How Heat Waves Increase Poverty in Jacobabad

The very high temperatures experienced by the people of Jacobabad in May 2022 pushed them further into poverty. For example, citizens in Jacobabad acknowledge that work and school are proven pathways out of poverty. However, the heat waves have made working and schooling difficult with children fainting during class and workers on the edge of vomiting during work. In this way, the extreme heat wave and poverty in Jacobabad impact the livelihoods of locals and the futures of children.

The Pakistani Government’s Efforts

The Pakistani government is attempting to mitigate the extreme heat wave and poverty in Jacobabad by pursuing environmental solutions. On May 17, 2022, Sherry Rehman, Pakistan’s climate change minister, said that the government has formed a national task force to lead “disaster management efforts” to keep the temperatures low. During this time, the government responded by promptly setting up 1,000 heat wave centers in the Sindh and Punjab provinces. Aside from saving lives, the heat wave centers will allow citizens to return to school and their jobs, which, in turn, will reduce poverty in Jacobabad.

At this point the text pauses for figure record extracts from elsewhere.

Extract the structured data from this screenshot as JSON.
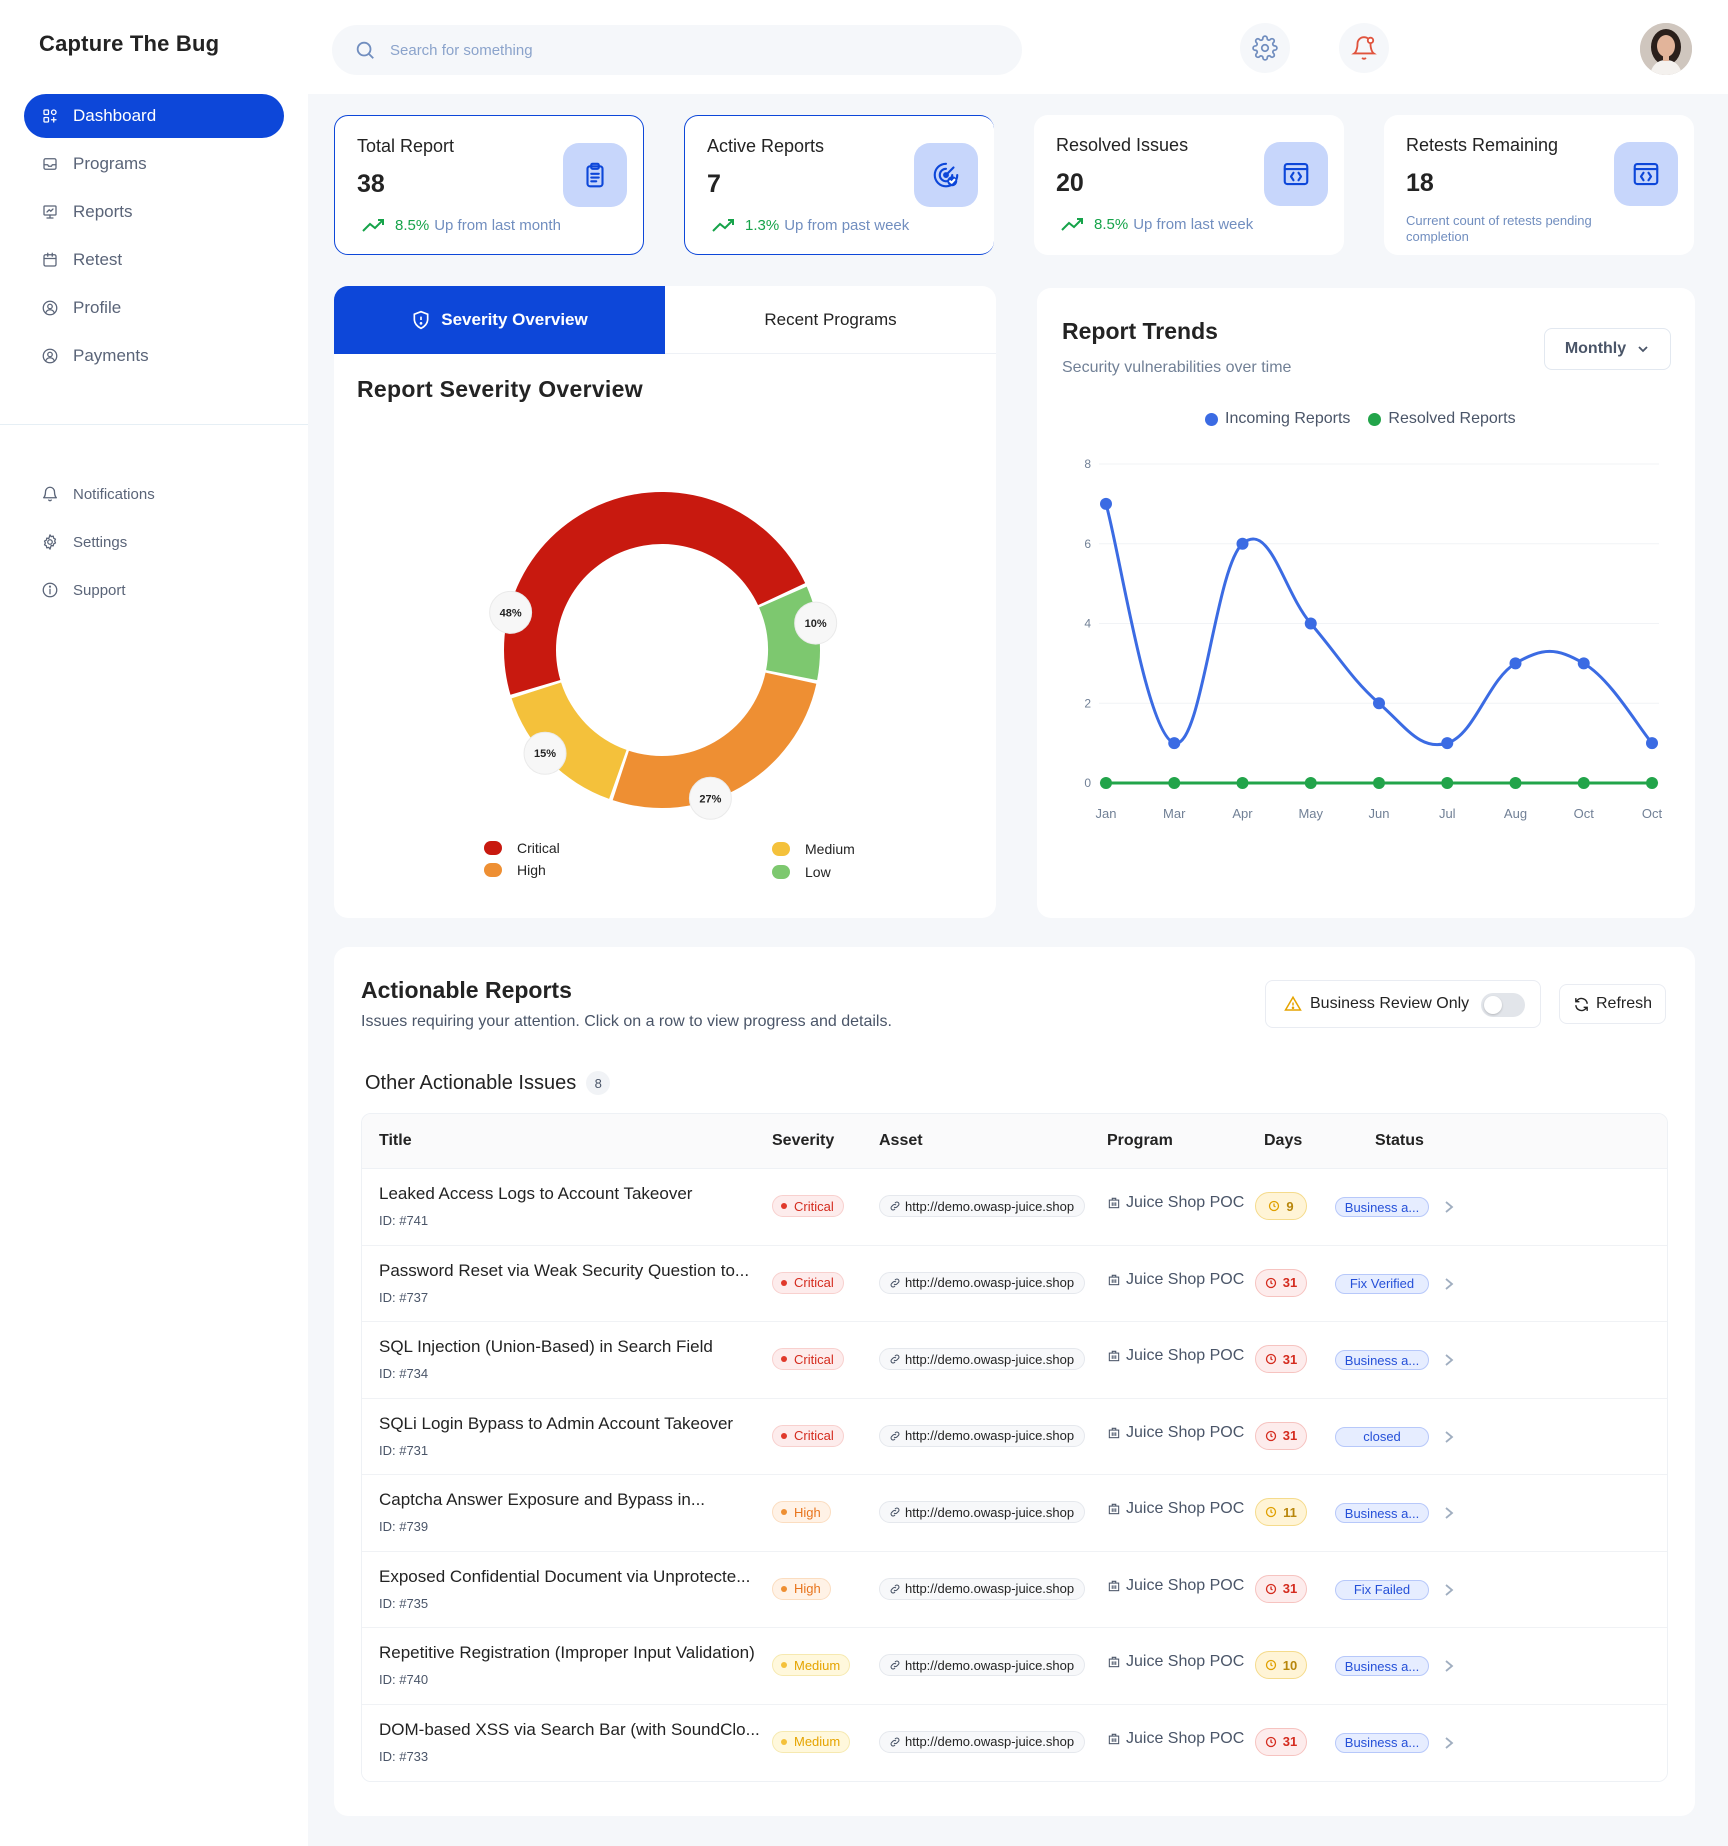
{
  "brand": "Capture The Bug",
  "nav": [
    {
      "label": "Dashboard",
      "icon": "dashboard-icon",
      "active": true
    },
    {
      "label": "Programs",
      "icon": "programs-icon"
    },
    {
      "label": "Reports",
      "icon": "reports-icon"
    },
    {
      "label": "Retest",
      "icon": "calendar-icon"
    },
    {
      "label": "Profile",
      "icon": "profile-icon"
    },
    {
      "label": "Payments",
      "icon": "payments-icon"
    }
  ],
  "nav_secondary": [
    {
      "label": "Notifications",
      "icon": "bell-icon"
    },
    {
      "label": "Settings",
      "icon": "gear-icon"
    },
    {
      "label": "Support",
      "icon": "info-icon"
    }
  ],
  "search": {
    "placeholder": "Search for something"
  },
  "stats": [
    {
      "label": "Total Report",
      "value": "38",
      "pct": "8.5%",
      "trend_text": "Up from last month",
      "icon": "clipboard-icon"
    },
    {
      "label": "Active Reports",
      "value": "7",
      "pct": "1.3%",
      "trend_text": "Up from past week",
      "icon": "radar-check-icon"
    },
    {
      "label": "Resolved Issues",
      "value": "20",
      "pct": "8.5%",
      "trend_text": "Up from last week",
      "icon": "code-window-icon"
    },
    {
      "label": "Retests Remaining",
      "value": "18",
      "note": "Current count of retests pending completion",
      "icon": "code-window-icon"
    }
  ],
  "severity": {
    "tabs": [
      "Severity Overview",
      "Recent Programs"
    ],
    "title": "Report Severity Overview",
    "legend": [
      "Critical",
      "High",
      "Medium",
      "Low"
    ],
    "colors": {
      "Critical": "#C8190F",
      "High": "#EE8F33",
      "Medium": "#F4C13B",
      "Low": "#7DC86F"
    }
  },
  "trends": {
    "title": "Report Trends",
    "subtitle": "Security vulnerabilities over time",
    "dropdown": "Monthly",
    "legend": [
      "Incoming Reports",
      "Resolved Reports"
    ]
  },
  "chart_data": [
    {
      "type": "pie",
      "title": "Report Severity Overview",
      "categories": [
        "Critical",
        "Low",
        "High",
        "Medium"
      ],
      "values": [
        48,
        10,
        27,
        15
      ],
      "labels": [
        "48%",
        "10%",
        "27%",
        "15%"
      ]
    },
    {
      "type": "line",
      "title": "Report Trends",
      "subtitle": "Security vulnerabilities over time",
      "x": [
        "Jan",
        "Mar",
        "Apr",
        "May",
        "Jun",
        "Jul",
        "Aug",
        "Oct",
        "Oct"
      ],
      "yticks": [
        "0",
        "2",
        "4",
        "6",
        "8"
      ],
      "ylim": [
        0,
        8
      ],
      "series": [
        {
          "name": "Incoming Reports",
          "color": "#3B6BE3",
          "values": [
            7,
            1,
            6,
            4,
            2,
            1,
            3,
            3,
            1
          ]
        },
        {
          "name": "Resolved Reports",
          "color": "#22A44A",
          "values": [
            0,
            0,
            0,
            0,
            0,
            0,
            0,
            0,
            0
          ]
        }
      ],
      "legend_position": "top",
      "grid": true
    }
  ],
  "actionable": {
    "title": "Actionable Reports",
    "subtitle": "Issues requiring your attention. Click on a row to view progress and details.",
    "toggle_label": "Business Review Only",
    "refresh_label": "Refresh",
    "section_title": "Other Actionable Issues",
    "count": "8",
    "columns": [
      "Title",
      "Severity",
      "Asset",
      "Program",
      "Days",
      "Status"
    ],
    "rows": [
      {
        "title": "Leaked Access Logs to Account Takeover",
        "id": "ID: #741",
        "severity": "Critical",
        "asset": "http://demo.owasp-juice.shop",
        "program": "Juice Shop POC",
        "days": "9",
        "days_level": "warn",
        "status": "Business a..."
      },
      {
        "title": "Password Reset via Weak Security Question to...",
        "id": "ID: #737",
        "severity": "Critical",
        "asset": "http://demo.owasp-juice.shop",
        "program": "Juice Shop POC",
        "days": "31",
        "days_level": "danger",
        "status": "Fix Verified"
      },
      {
        "title": "SQL Injection (Union-Based) in Search Field",
        "id": "ID: #734",
        "severity": "Critical",
        "asset": "http://demo.owasp-juice.shop",
        "program": "Juice Shop POC",
        "days": "31",
        "days_level": "danger",
        "status": "Business a..."
      },
      {
        "title": "SQLi Login Bypass to Admin Account Takeover",
        "id": "ID: #731",
        "severity": "Critical",
        "asset": "http://demo.owasp-juice.shop",
        "program": "Juice Shop POC",
        "days": "31",
        "days_level": "danger",
        "status": "closed"
      },
      {
        "title": "Captcha Answer Exposure and Bypass in...",
        "id": "ID: #739",
        "severity": "High",
        "asset": "http://demo.owasp-juice.shop",
        "program": "Juice Shop POC",
        "days": "11",
        "days_level": "warn",
        "status": "Business a..."
      },
      {
        "title": "Exposed Confidential Document via Unprotecte...",
        "id": "ID: #735",
        "severity": "High",
        "asset": "http://demo.owasp-juice.shop",
        "program": "Juice Shop POC",
        "days": "31",
        "days_level": "danger",
        "status": "Fix Failed"
      },
      {
        "title": "Repetitive Registration (Improper Input Validation)",
        "id": "ID: #740",
        "severity": "Medium",
        "asset": "http://demo.owasp-juice.shop",
        "program": "Juice Shop POC",
        "days": "10",
        "days_level": "warn",
        "status": "Business a..."
      },
      {
        "title": "DOM-based XSS via Search Bar (with SoundClo...",
        "id": "ID: #733",
        "severity": "Medium",
        "asset": "http://demo.owasp-juice.shop",
        "program": "Juice Shop POC",
        "days": "31",
        "days_level": "danger",
        "status": "Business a..."
      }
    ]
  }
}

On May 30, 2022, Rehman met with the country director of the World Bank, Najy Benhassine, to discuss the current World Bank projects in Pakistan. The World Bank’s climate initiatives are particularly important in Pakistan, considering the impacts of the heat wave in Pakistan’s city of Jacobabad. On the topic of large projects in Pakistan in general, Rehman encourages a “move toward a more sound water strategy in Pakistan” and “an effort to move from pilot projects [that] look good on paper toward the scaling up of outcomes.” Rehman also highlights a need for public awareness campaigns in Pakistan so that more people understand the severity of extreme weather conditions.

Looking Ahead

The situation in Jacobabad is severe due to the heat wave’s impacts on poverty and food security along with its consequences on health, education and jobs. However, the attention Jacobabad receives from international media and humanitarian organizations illustrates a strong will to assist Jacobabad’s people. The Pakistani government also responded quickly by setting up heat waves centers and implementing disaster management efforts. This shows the determination on the part of Pakistani leaders to address the situation in Jacobabad and bring down the poverty rate despite the immense challenges the nation faces.